Southern London to Brighton commuters stage protest

Image caption Commuters staged a protest at Brighton station on Tuesday night

Commuters using Southern's London to Brighton rail services have staged a protest over continuing disruption as another strike on the network looms.

One woman said her 70-minute commute was three hours every night last week. Another woman, six months pregnant, said hers took four hours.

Croydon South MP Chris Philp said one of his constituents had lost their job.

Southern, which is in dispute with the RMT union, said it was operating under difficult circumstances.

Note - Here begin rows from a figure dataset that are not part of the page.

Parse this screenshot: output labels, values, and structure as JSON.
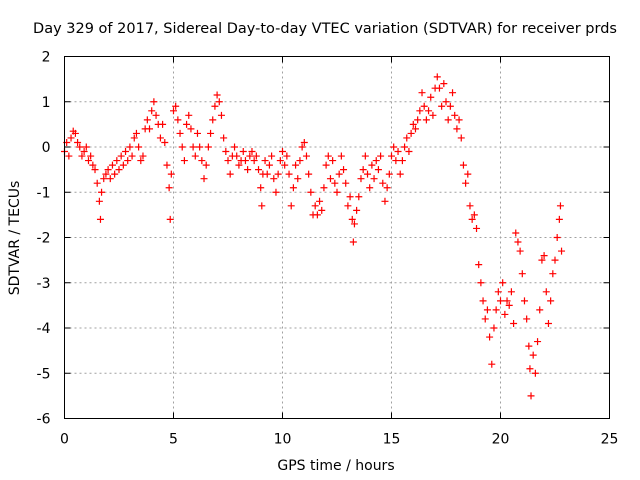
{
  "chart_data": {
    "type": "scatter",
    "title": "Day 329 of 2017, Sidereal Day-to-day VTEC variation (SDTVAR) for receiver prds",
    "xlabel": "GPS time / hours",
    "ylabel": "SDTVAR / TECUs",
    "xlim": [
      0,
      25
    ],
    "ylim": [
      -6,
      2
    ],
    "xticks": [
      "0",
      "5",
      "10",
      "15",
      "20",
      "25"
    ],
    "yticks": [
      "2",
      "1",
      "0",
      "-1",
      "-2",
      "-3",
      "-4",
      "-5",
      "-6"
    ],
    "grid": true,
    "marker": "plus",
    "color": "#ff0000",
    "series": [
      {
        "name": "SDTVAR",
        "points": [
          [
            0.0,
            -0.1
          ],
          [
            0.1,
            0.1
          ],
          [
            0.2,
            -0.2
          ],
          [
            0.3,
            0.2
          ],
          [
            0.4,
            0.35
          ],
          [
            0.5,
            0.3
          ],
          [
            0.6,
            0.1
          ],
          [
            0.7,
            0.0
          ],
          [
            0.8,
            -0.2
          ],
          [
            0.9,
            -0.1
          ],
          [
            1.0,
            0.0
          ],
          [
            1.1,
            -0.3
          ],
          [
            1.2,
            -0.2
          ],
          [
            1.3,
            -0.4
          ],
          [
            1.4,
            -0.5
          ],
          [
            1.5,
            -0.8
          ],
          [
            1.6,
            -1.2
          ],
          [
            1.65,
            -1.6
          ],
          [
            1.7,
            -1.0
          ],
          [
            1.8,
            -0.7
          ],
          [
            1.9,
            -0.6
          ],
          [
            2.0,
            -0.5
          ],
          [
            2.1,
            -0.7
          ],
          [
            2.2,
            -0.4
          ],
          [
            2.3,
            -0.6
          ],
          [
            2.4,
            -0.3
          ],
          [
            2.5,
            -0.5
          ],
          [
            2.6,
            -0.2
          ],
          [
            2.7,
            -0.4
          ],
          [
            2.8,
            -0.1
          ],
          [
            2.9,
            -0.3
          ],
          [
            3.0,
            0.0
          ],
          [
            3.1,
            -0.2
          ],
          [
            3.2,
            0.2
          ],
          [
            3.3,
            0.3
          ],
          [
            3.4,
            0.0
          ],
          [
            3.5,
            -0.3
          ],
          [
            3.6,
            -0.2
          ],
          [
            3.7,
            0.4
          ],
          [
            3.8,
            0.6
          ],
          [
            3.9,
            0.4
          ],
          [
            4.0,
            0.8
          ],
          [
            4.1,
            1.0
          ],
          [
            4.2,
            0.7
          ],
          [
            4.3,
            0.5
          ],
          [
            4.4,
            0.2
          ],
          [
            4.5,
            0.5
          ],
          [
            4.6,
            0.1
          ],
          [
            4.7,
            -0.4
          ],
          [
            4.8,
            -0.9
          ],
          [
            4.85,
            -1.6
          ],
          [
            4.9,
            -0.6
          ],
          [
            5.0,
            0.8
          ],
          [
            5.1,
            0.9
          ],
          [
            5.2,
            0.6
          ],
          [
            5.3,
            0.3
          ],
          [
            5.4,
            0.0
          ],
          [
            5.5,
            -0.3
          ],
          [
            5.6,
            0.5
          ],
          [
            5.7,
            0.7
          ],
          [
            5.8,
            0.4
          ],
          [
            5.9,
            0.0
          ],
          [
            6.0,
            -0.2
          ],
          [
            6.1,
            0.3
          ],
          [
            6.2,
            0.0
          ],
          [
            6.3,
            -0.3
          ],
          [
            6.4,
            -0.7
          ],
          [
            6.5,
            -0.4
          ],
          [
            6.6,
            0.0
          ],
          [
            6.7,
            0.3
          ],
          [
            6.8,
            0.6
          ],
          [
            6.9,
            0.9
          ],
          [
            7.0,
            1.15
          ],
          [
            7.1,
            1.0
          ],
          [
            7.2,
            0.7
          ],
          [
            7.3,
            0.2
          ],
          [
            7.4,
            -0.1
          ],
          [
            7.5,
            -0.3
          ],
          [
            7.6,
            -0.6
          ],
          [
            7.7,
            -0.2
          ],
          [
            7.8,
            0.0
          ],
          [
            7.9,
            -0.2
          ],
          [
            8.0,
            -0.4
          ],
          [
            8.1,
            -0.3
          ],
          [
            8.2,
            -0.1
          ],
          [
            8.3,
            -0.3
          ],
          [
            8.4,
            -0.5
          ],
          [
            8.5,
            -0.2
          ],
          [
            8.6,
            -0.1
          ],
          [
            8.7,
            -0.3
          ],
          [
            8.8,
            -0.2
          ],
          [
            8.9,
            -0.5
          ],
          [
            9.0,
            -0.9
          ],
          [
            9.05,
            -1.3
          ],
          [
            9.1,
            -0.6
          ],
          [
            9.2,
            -0.3
          ],
          [
            9.3,
            -0.6
          ],
          [
            9.4,
            -0.4
          ],
          [
            9.5,
            -0.2
          ],
          [
            9.6,
            -0.7
          ],
          [
            9.7,
            -1.0
          ],
          [
            9.8,
            -0.6
          ],
          [
            9.9,
            -0.3
          ],
          [
            10.0,
            -0.1
          ],
          [
            10.1,
            -0.4
          ],
          [
            10.2,
            -0.2
          ],
          [
            10.3,
            -0.6
          ],
          [
            10.4,
            -1.3
          ],
          [
            10.5,
            -0.9
          ],
          [
            10.6,
            -0.4
          ],
          [
            10.7,
            -0.7
          ],
          [
            10.8,
            -0.3
          ],
          [
            10.9,
            0.0
          ],
          [
            11.0,
            0.1
          ],
          [
            11.1,
            -0.2
          ],
          [
            11.2,
            -0.6
          ],
          [
            11.3,
            -1.0
          ],
          [
            11.4,
            -1.5
          ],
          [
            11.5,
            -1.3
          ],
          [
            11.6,
            -1.5
          ],
          [
            11.7,
            -1.2
          ],
          [
            11.8,
            -1.4
          ],
          [
            11.9,
            -0.9
          ],
          [
            12.0,
            -0.4
          ],
          [
            12.1,
            -0.2
          ],
          [
            12.2,
            -0.7
          ],
          [
            12.3,
            -0.3
          ],
          [
            12.4,
            -0.8
          ],
          [
            12.5,
            -1.0
          ],
          [
            12.6,
            -0.6
          ],
          [
            12.7,
            -0.2
          ],
          [
            12.8,
            -0.5
          ],
          [
            12.9,
            -0.8
          ],
          [
            13.0,
            -1.3
          ],
          [
            13.1,
            -1.1
          ],
          [
            13.2,
            -1.6
          ],
          [
            13.25,
            -2.1
          ],
          [
            13.3,
            -1.7
          ],
          [
            13.4,
            -1.4
          ],
          [
            13.5,
            -1.1
          ],
          [
            13.6,
            -0.7
          ],
          [
            13.7,
            -0.5
          ],
          [
            13.8,
            -0.2
          ],
          [
            13.9,
            -0.6
          ],
          [
            14.0,
            -0.9
          ],
          [
            14.1,
            -0.4
          ],
          [
            14.2,
            -0.7
          ],
          [
            14.3,
            -0.3
          ],
          [
            14.4,
            -0.5
          ],
          [
            14.5,
            -0.2
          ],
          [
            14.6,
            -0.8
          ],
          [
            14.7,
            -1.2
          ],
          [
            14.8,
            -0.9
          ],
          [
            14.9,
            -0.6
          ],
          [
            15.0,
            -0.2
          ],
          [
            15.1,
            0.0
          ],
          [
            15.2,
            -0.3
          ],
          [
            15.3,
            -0.1
          ],
          [
            15.4,
            -0.6
          ],
          [
            15.5,
            -0.3
          ],
          [
            15.6,
            0.0
          ],
          [
            15.7,
            0.2
          ],
          [
            15.8,
            -0.1
          ],
          [
            15.9,
            0.3
          ],
          [
            16.0,
            0.5
          ],
          [
            16.1,
            0.4
          ],
          [
            16.2,
            0.6
          ],
          [
            16.3,
            0.8
          ],
          [
            16.4,
            1.2
          ],
          [
            16.5,
            0.9
          ],
          [
            16.6,
            0.6
          ],
          [
            16.7,
            0.8
          ],
          [
            16.8,
            1.1
          ],
          [
            16.9,
            0.7
          ],
          [
            17.0,
            1.3
          ],
          [
            17.1,
            1.55
          ],
          [
            17.2,
            1.3
          ],
          [
            17.3,
            0.9
          ],
          [
            17.4,
            1.4
          ],
          [
            17.5,
            1.0
          ],
          [
            17.6,
            0.6
          ],
          [
            17.7,
            0.9
          ],
          [
            17.8,
            1.2
          ],
          [
            17.9,
            0.7
          ],
          [
            18.0,
            0.4
          ],
          [
            18.1,
            0.6
          ],
          [
            18.2,
            0.2
          ],
          [
            18.3,
            -0.4
          ],
          [
            18.4,
            -0.8
          ],
          [
            18.5,
            -0.6
          ],
          [
            18.6,
            -1.3
          ],
          [
            18.7,
            -1.6
          ],
          [
            18.8,
            -1.5
          ],
          [
            18.9,
            -1.8
          ],
          [
            19.0,
            -2.6
          ],
          [
            19.1,
            -3.0
          ],
          [
            19.2,
            -3.4
          ],
          [
            19.3,
            -3.8
          ],
          [
            19.4,
            -3.6
          ],
          [
            19.5,
            -4.2
          ],
          [
            19.6,
            -4.8
          ],
          [
            19.7,
            -4.0
          ],
          [
            19.8,
            -3.6
          ],
          [
            19.9,
            -3.2
          ],
          [
            20.0,
            -3.4
          ],
          [
            20.1,
            -3.0
          ],
          [
            20.2,
            -3.7
          ],
          [
            20.3,
            -3.4
          ],
          [
            20.4,
            -3.5
          ],
          [
            20.5,
            -3.2
          ],
          [
            20.6,
            -3.9
          ],
          [
            20.7,
            -1.9
          ],
          [
            20.8,
            -2.1
          ],
          [
            20.9,
            -2.3
          ],
          [
            21.0,
            -2.8
          ],
          [
            21.1,
            -3.4
          ],
          [
            21.2,
            -3.8
          ],
          [
            21.3,
            -4.4
          ],
          [
            21.35,
            -4.9
          ],
          [
            21.4,
            -5.5
          ],
          [
            21.5,
            -4.6
          ],
          [
            21.6,
            -5.0
          ],
          [
            21.7,
            -4.3
          ],
          [
            21.8,
            -3.6
          ],
          [
            21.9,
            -2.5
          ],
          [
            22.0,
            -2.4
          ],
          [
            22.1,
            -3.2
          ],
          [
            22.2,
            -3.9
          ],
          [
            22.3,
            -3.4
          ],
          [
            22.4,
            -2.8
          ],
          [
            22.5,
            -2.5
          ],
          [
            22.6,
            -2.0
          ],
          [
            22.7,
            -1.6
          ],
          [
            22.75,
            -1.3
          ],
          [
            22.8,
            -2.3
          ]
        ]
      }
    ]
  }
}
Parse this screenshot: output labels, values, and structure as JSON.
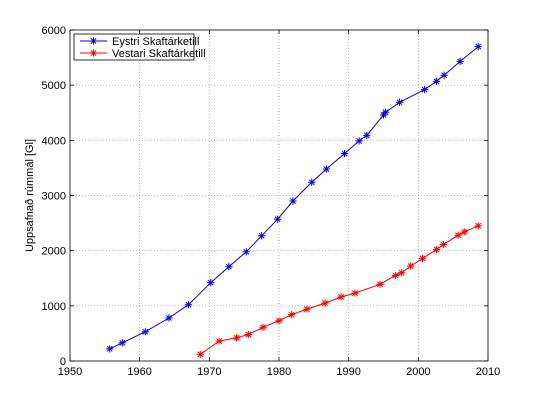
{
  "chart_data": {
    "type": "line",
    "title": "",
    "xlabel": "",
    "ylabel": "Uppsafnað rúmmál [Gl]",
    "xlim": [
      1950,
      2010
    ],
    "ylim": [
      0,
      6000
    ],
    "x_ticks": [
      "1950",
      "1960",
      "1970",
      "1980",
      "1990",
      "2000",
      "2010"
    ],
    "y_ticks": [
      "0",
      "1000",
      "2000",
      "3000",
      "4000",
      "5000",
      "6000"
    ],
    "grid": true,
    "legend_position": "top-left",
    "series": [
      {
        "name": "Eystri Skaftárketill",
        "color": "#0000ff",
        "marker": "asterisk",
        "points": [
          [
            1955.7,
            220
          ],
          [
            1957.5,
            330
          ],
          [
            1960.8,
            530
          ],
          [
            1964.2,
            780
          ],
          [
            1967.0,
            1020
          ],
          [
            1970.2,
            1420
          ],
          [
            1972.8,
            1710
          ],
          [
            1975.3,
            1980
          ],
          [
            1977.5,
            2270
          ],
          [
            1979.8,
            2570
          ],
          [
            1982.0,
            2900
          ],
          [
            1984.7,
            3240
          ],
          [
            1986.8,
            3480
          ],
          [
            1989.4,
            3760
          ],
          [
            1991.5,
            3990
          ],
          [
            1992.6,
            4090
          ],
          [
            1995.0,
            4460
          ],
          [
            1995.3,
            4510
          ],
          [
            1997.3,
            4690
          ],
          [
            2000.9,
            4920
          ],
          [
            2002.6,
            5070
          ],
          [
            2003.7,
            5180
          ],
          [
            2006.0,
            5430
          ],
          [
            2008.6,
            5700
          ]
        ]
      },
      {
        "name": "Vestari Skaftárketill",
        "color": "#ff0000",
        "marker": "asterisk",
        "points": [
          [
            1968.7,
            120
          ],
          [
            1971.4,
            360
          ],
          [
            1973.9,
            420
          ],
          [
            1975.6,
            480
          ],
          [
            1977.7,
            610
          ],
          [
            1980.0,
            730
          ],
          [
            1981.8,
            840
          ],
          [
            1984.0,
            940
          ],
          [
            1986.6,
            1050
          ],
          [
            1988.9,
            1160
          ],
          [
            1990.9,
            1230
          ],
          [
            1994.5,
            1390
          ],
          [
            1996.7,
            1550
          ],
          [
            1997.6,
            1600
          ],
          [
            1998.9,
            1720
          ],
          [
            2000.6,
            1860
          ],
          [
            2002.6,
            2020
          ],
          [
            2003.6,
            2110
          ],
          [
            2005.7,
            2280
          ],
          [
            2006.6,
            2340
          ],
          [
            2008.6,
            2450
          ]
        ]
      }
    ]
  }
}
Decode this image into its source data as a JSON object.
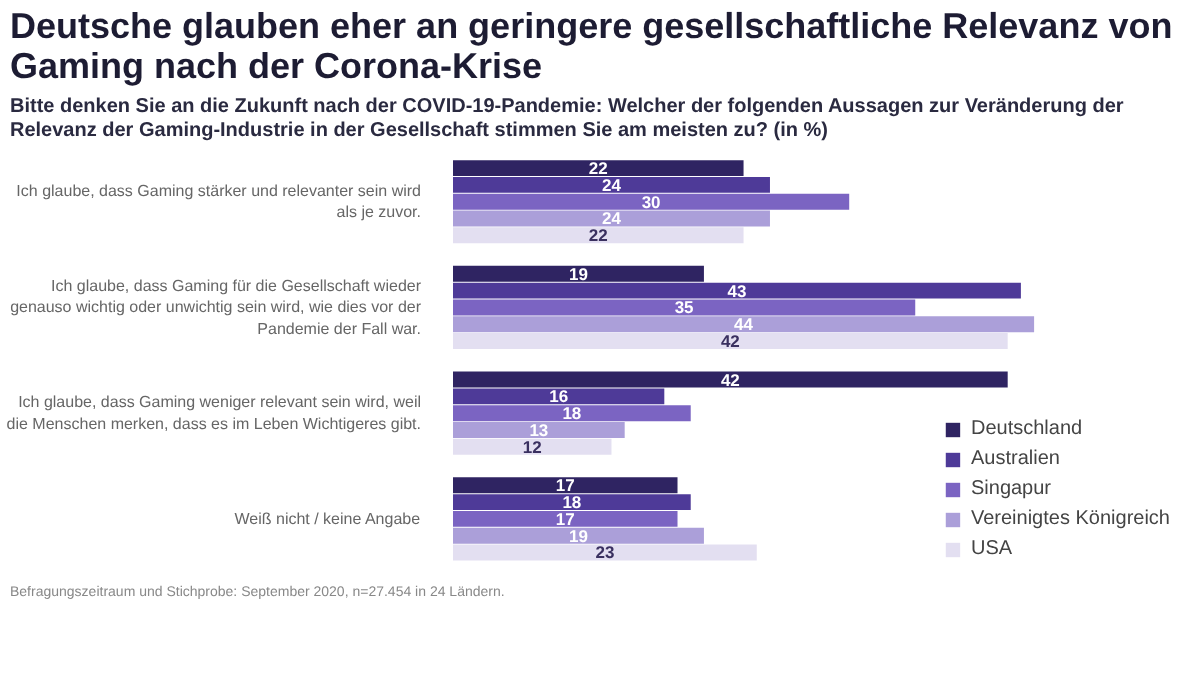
{
  "chart_data": {
    "type": "bar",
    "orientation": "horizontal",
    "title": "Deutsche glauben eher an geringere gesellschaftliche Relevanz von Gaming nach der Corona-Krise",
    "subtitle": "Bitte denken Sie an die Zukunft nach der COVID-19-Pandemie: Welcher der folgenden Aussagen zur Veränderung der Relevanz der Gaming-Industrie in der Gesellschaft stimmen Sie am meisten zu? (in %)",
    "categories": [
      "Ich glaube, dass Gaming stärker und relevanter sein wird als je zuvor.",
      "Ich glaube, dass Gaming für die Gesellschaft wieder genauso wichtig oder unwichtig sein wird, wie dies vor der Pandemie der Fall war.",
      "Ich glaube, dass Gaming weniger relevant sein wird, weil die Menschen merken, dass es im Leben Wichtigeres gibt.",
      "Weiß nicht / keine Angabe"
    ],
    "series": [
      {
        "name": "Deutschland",
        "color": "#2f2462",
        "values": [
          22,
          19,
          42,
          17
        ]
      },
      {
        "name": "Australien",
        "color": "#4e3a98",
        "values": [
          24,
          43,
          16,
          18
        ]
      },
      {
        "name": "Singapur",
        "color": "#7b64c2",
        "values": [
          30,
          35,
          18,
          17
        ]
      },
      {
        "name": "Vereinigtes Königreich",
        "color": "#ab9fd9",
        "values": [
          24,
          44,
          13,
          19
        ]
      },
      {
        "name": "USA",
        "color": "#e3dff1",
        "values": [
          22,
          42,
          12,
          23
        ]
      }
    ],
    "data_labels": true,
    "grid": false,
    "legend": "bottom right",
    "annotations": [
      "Befragungszeitraum und Stichprobe: September 2020, n=27.454 in 24 Ländern."
    ]
  }
}
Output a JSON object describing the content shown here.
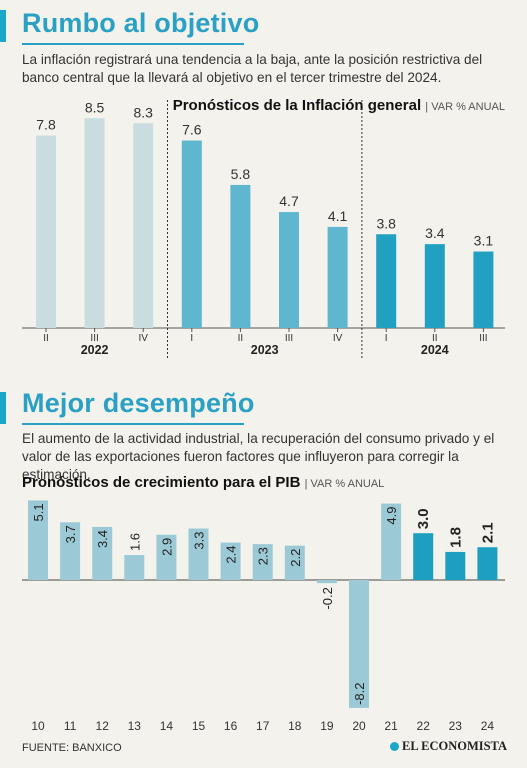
{
  "section1": {
    "title": "Rumbo al objetivo",
    "description": "La inflación registrará una tendencia a la baja, ante la posición restrictiva del banco central que la llevará al objetivo en el tercer trimestre del 2024."
  },
  "section2": {
    "title": "Mejor desempeño",
    "description": "El aumento de la actividad industrial, la recuperación del consumo privado y el valor de las exportaciones fueron factores que influyeron para corregir la estimación."
  },
  "colors": {
    "accent": "#2aa1c4",
    "light_bar": "#c9dde0",
    "mid_bar": "#5fb7cf",
    "strong_bar": "#22a0c2",
    "pib_bar": "#9cc9d6",
    "pib_highlight": "#1d9fc2"
  },
  "chart_data": [
    {
      "type": "bar",
      "title": "Pronósticos de la Inflación general",
      "unit": "VAR % ANUAL",
      "categories": [
        "II",
        "III",
        "IV",
        "I",
        "II",
        "III",
        "IV",
        "I",
        "II",
        "III"
      ],
      "groups": [
        {
          "label": "2022",
          "start": 0,
          "end": 2
        },
        {
          "label": "2023",
          "start": 3,
          "end": 6
        },
        {
          "label": "2024",
          "start": 7,
          "end": 9
        }
      ],
      "values": [
        7.8,
        8.5,
        8.3,
        7.6,
        5.8,
        4.7,
        4.1,
        3.8,
        3.4,
        3.1
      ],
      "ylim": [
        0,
        9
      ]
    },
    {
      "type": "bar",
      "title": "Pronósticos de crecimiento para el PIB",
      "unit": "VAR % ANUAL",
      "categories": [
        "10",
        "11",
        "12",
        "13",
        "14",
        "15",
        "16",
        "17",
        "18",
        "19",
        "20",
        "21",
        "22",
        "23",
        "24"
      ],
      "values": [
        5.1,
        3.7,
        3.4,
        1.6,
        2.9,
        3.3,
        2.4,
        2.3,
        2.2,
        -0.2,
        -8.2,
        4.9,
        3.0,
        1.8,
        2.1
      ],
      "value_labels": [
        "5.1",
        "3.7",
        "3.4",
        "1.6",
        "2.9",
        "3.3",
        "2.4",
        "2.3",
        "2.2",
        "-0.2",
        "-8.2",
        "4.9",
        "3.0",
        "1.8",
        "2.1"
      ],
      "highlighted": [
        12,
        13,
        14
      ],
      "ylim": [
        -8.5,
        5.5
      ]
    }
  ],
  "footer": {
    "source": "FUENTE: BANXICO",
    "logo": "EL ECONOMISTA"
  }
}
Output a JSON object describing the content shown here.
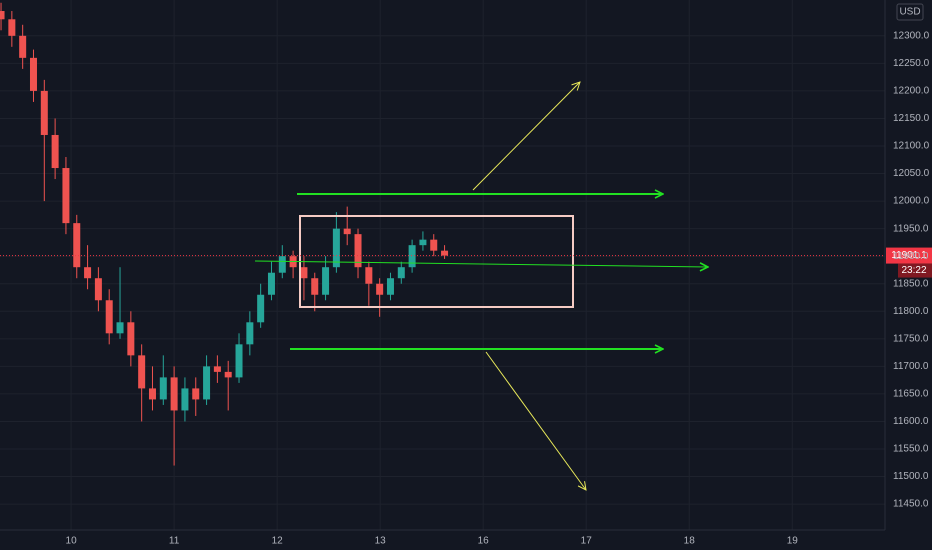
{
  "chart_data": {
    "type": "candlestick",
    "currency": "USD",
    "last_price": 11901.1,
    "last_price_label": "11901.1",
    "countdown": "23:22",
    "up_color": "#26a69a",
    "down_color": "#ef5350",
    "x": [
      -0.68,
      -0.575,
      -0.47,
      -0.365,
      -0.26,
      -0.155,
      -0.05,
      0.055,
      0.16,
      0.265,
      0.37,
      0.475,
      0.58,
      0.685,
      0.79,
      0.895,
      1.0,
      1.105,
      1.21,
      1.315,
      1.42,
      1.525,
      1.63,
      1.735,
      1.84,
      1.945,
      2.05,
      2.155,
      2.26,
      2.365,
      2.47,
      2.575,
      2.68,
      2.785,
      2.89,
      2.995,
      3.1,
      3.205,
      3.31,
      3.415,
      3.52,
      3.625
    ],
    "open": [
      12345,
      12330,
      12300,
      12260,
      12200,
      12120,
      12060,
      11960,
      11880,
      11860,
      11820,
      11760,
      11780,
      11720,
      11660,
      11640,
      11680,
      11620,
      11660,
      11640,
      11700,
      11690,
      11680,
      11740,
      11780,
      11830,
      11870,
      11900,
      11880,
      11860,
      11830,
      11880,
      11950,
      11940,
      11880,
      11850,
      11830,
      11860,
      11880,
      11920,
      11930,
      11910
    ],
    "high": [
      12360,
      12345,
      12320,
      12275,
      12220,
      12150,
      12080,
      11975,
      11920,
      11880,
      11840,
      11880,
      11800,
      11740,
      11700,
      11720,
      11700,
      11680,
      11680,
      11720,
      11720,
      11710,
      11760,
      11800,
      11850,
      11890,
      11920,
      11910,
      11900,
      11870,
      11900,
      11980,
      11990,
      11950,
      11890,
      11860,
      11870,
      11890,
      11930,
      11945,
      11940,
      11920
    ],
    "low": [
      12310,
      12280,
      12240,
      12180,
      12000,
      12040,
      11940,
      11860,
      11840,
      11800,
      11740,
      11750,
      11700,
      11600,
      11620,
      11630,
      11520,
      11600,
      11610,
      11630,
      11670,
      11620,
      11670,
      11720,
      11770,
      11820,
      11860,
      11860,
      11820,
      11800,
      11820,
      11870,
      11920,
      11860,
      11810,
      11790,
      11820,
      11850,
      11870,
      11910,
      11900,
      11895
    ],
    "close": [
      12330,
      12300,
      12260,
      12200,
      12120,
      12060,
      11960,
      11880,
      11860,
      11820,
      11760,
      11780,
      11720,
      11660,
      11640,
      11680,
      11620,
      11660,
      11640,
      11700,
      11690,
      11680,
      11740,
      11780,
      11830,
      11870,
      11900,
      11880,
      11860,
      11830,
      11880,
      11950,
      11940,
      11880,
      11850,
      11830,
      11860,
      11880,
      11920,
      11930,
      11910,
      11901.1
    ],
    "xlim": [
      -0.69,
      7.9
    ],
    "xticks": [
      {
        "value": 0,
        "label": "10"
      },
      {
        "value": 1,
        "label": "11"
      },
      {
        "value": 2,
        "label": "12"
      },
      {
        "value": 3,
        "label": "13"
      },
      {
        "value": 4,
        "label": "16"
      },
      {
        "value": 5,
        "label": "17"
      },
      {
        "value": 6,
        "label": "18"
      },
      {
        "value": 7,
        "label": "19"
      }
    ],
    "ylim": [
      11403,
      12365
    ],
    "yticks": [
      {
        "value": 11450,
        "label": "11450.0"
      },
      {
        "value": 11500,
        "label": "11500.0"
      },
      {
        "value": 11550,
        "label": "11550.0"
      },
      {
        "value": 11600,
        "label": "11600.0"
      },
      {
        "value": 11650,
        "label": "11650.0"
      },
      {
        "value": 11700,
        "label": "11700.0"
      },
      {
        "value": 11750,
        "label": "11750.0"
      },
      {
        "value": 11800,
        "label": "11800.0"
      },
      {
        "value": 11850,
        "label": "11850.0"
      },
      {
        "value": 11900,
        "label": "11900.0"
      },
      {
        "value": 11950,
        "label": "11950.0"
      },
      {
        "value": 12000,
        "label": "12000.0"
      },
      {
        "value": 12050,
        "label": "12050.0"
      },
      {
        "value": 12100,
        "label": "12100.0"
      },
      {
        "value": 12150,
        "label": "12150.0"
      },
      {
        "value": 12200,
        "label": "12200.0"
      },
      {
        "value": 12250,
        "label": "12250.0"
      },
      {
        "value": 12300,
        "label": "12300.0"
      }
    ],
    "grid": true
  }
}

Other commuters described being "turfed off trains", left with no social life, seeing two services cancelled in a row, seeing their work suffer and feeling "incredibly stressed" and "utterly powerless".

Image caption A further strike has been planned
Image caption Commuters described three and four-hour journeys

The union is in dispute with Southern over the introduction of driver-only trains on which guards will no longer open and close doors.

'Should lose franchise'

Mr Philp said: "It's a combination of GTR [Govia Thameslink Railway], the franchise holder of Southern, who have been doing an appalling job not just in the last few weeks, but over the last two years.

"This has been the worst-performing railway network in the country and it's been getting worse and I think they should actually lose the franchise."

However, the Conservative MP added: "GTR have done a terrible job running it but the RMT union are also at fault."

He said the next planned strike was totally unnecessary and added: "No-one's going to lose their job."

Image caption The dispute is over the role of guards

The RMT, which has planned its next strike for Tuesday, argues that guards are vital for safety and the dispute is not about operating doors.

Amid claims that increased staff sickness is a form of unofficial strike action, the RMT blamed staff shortages on "gross mismanagement".

A statement from GTR said: "We are doing our best to run as many trains as possible under very difficult circumstances.

"Every train that is cancelled costs us a significant financial penalty."

The rail operator has repeated its call for the RMT to engage in talks.